Service of the sick, especially those afflicted with plague: Matthew da Bascio in 1523, And Ludovico and Raphael of Fossombrone in 1527-1528, won the respect of a great number of people for their service of the sick during outbreaks of plague in the Camerino area. The 1536 Constitutions made this service a matter of obligation for the friars. And though this obligation was omitted from later versions of the Constitutions, service of the sick, especially in times of plague, became a Capuchin "thing". In the sixteenth and seventeenth centuries, more than 2,000 Capuchins gave their lives in caring for plague victims.
Service of the Poor: From the beginning, the Capuchins were devoted to the service of the poor, not simply helping them with alms, but defending them against injustice. Many were outspoken preachers of social justice. Along with other Franciscans, the Capuchins helped to pioneer the montes pietatis, fore-runners of the modern credit unions, which provided interest free loans to those in need, and helped them to break free from the clutches of money-lenders or "loan sharks", who then (as now) enslave people in an endless cycle of indebtedness.

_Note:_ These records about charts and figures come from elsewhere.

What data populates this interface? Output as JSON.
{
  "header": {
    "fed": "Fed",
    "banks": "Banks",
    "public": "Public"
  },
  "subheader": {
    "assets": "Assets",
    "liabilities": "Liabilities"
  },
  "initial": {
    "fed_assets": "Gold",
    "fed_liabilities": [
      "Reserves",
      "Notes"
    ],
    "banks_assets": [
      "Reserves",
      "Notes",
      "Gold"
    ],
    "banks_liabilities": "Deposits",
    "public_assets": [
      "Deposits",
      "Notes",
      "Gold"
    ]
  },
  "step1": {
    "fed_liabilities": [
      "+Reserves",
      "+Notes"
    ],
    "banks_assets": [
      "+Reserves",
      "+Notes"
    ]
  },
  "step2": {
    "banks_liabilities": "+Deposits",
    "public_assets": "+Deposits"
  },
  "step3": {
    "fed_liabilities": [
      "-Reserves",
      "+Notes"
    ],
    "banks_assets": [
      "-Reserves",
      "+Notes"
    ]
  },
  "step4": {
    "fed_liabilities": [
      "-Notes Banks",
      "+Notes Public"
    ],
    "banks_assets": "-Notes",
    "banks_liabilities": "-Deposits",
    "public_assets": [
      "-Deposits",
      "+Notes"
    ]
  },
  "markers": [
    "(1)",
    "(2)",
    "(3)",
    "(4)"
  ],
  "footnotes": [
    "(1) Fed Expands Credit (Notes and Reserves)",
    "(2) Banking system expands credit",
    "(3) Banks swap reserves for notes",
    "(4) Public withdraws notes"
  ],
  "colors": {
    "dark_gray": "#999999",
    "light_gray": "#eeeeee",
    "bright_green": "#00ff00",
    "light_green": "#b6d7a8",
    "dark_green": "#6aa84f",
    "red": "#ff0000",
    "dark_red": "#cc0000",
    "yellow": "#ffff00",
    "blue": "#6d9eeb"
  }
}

Public service in time of disaster: In France, the Capuchins served as fire-fighters, (in Paris, 1616-1744; in St. Malo, 1714; in Alençon, 1744; in Le Havre, 1759). In Rouen, the fire station was known as la capucine.
But as time went on, the Capuchins seem to have turned their hands to everything: teaching; evangelisation (e.g. from 1645 in the Kingdom of Kongo, that is, the northern part of modern Angola and the lower Congo river), and in Ethiopia; even diplomatic and peace-making missions. (Most famous of Capuchin diplomats was probably Joseph Tremblay du Paris, Cardinal Richelieu's right-hand man, the so-called "éminence grise"). Whatever needed to be done, the Capuchins were prepared to do it. In the almost half a millennium of their existence, it is remarkable that the priorities seem to have remained very much the same.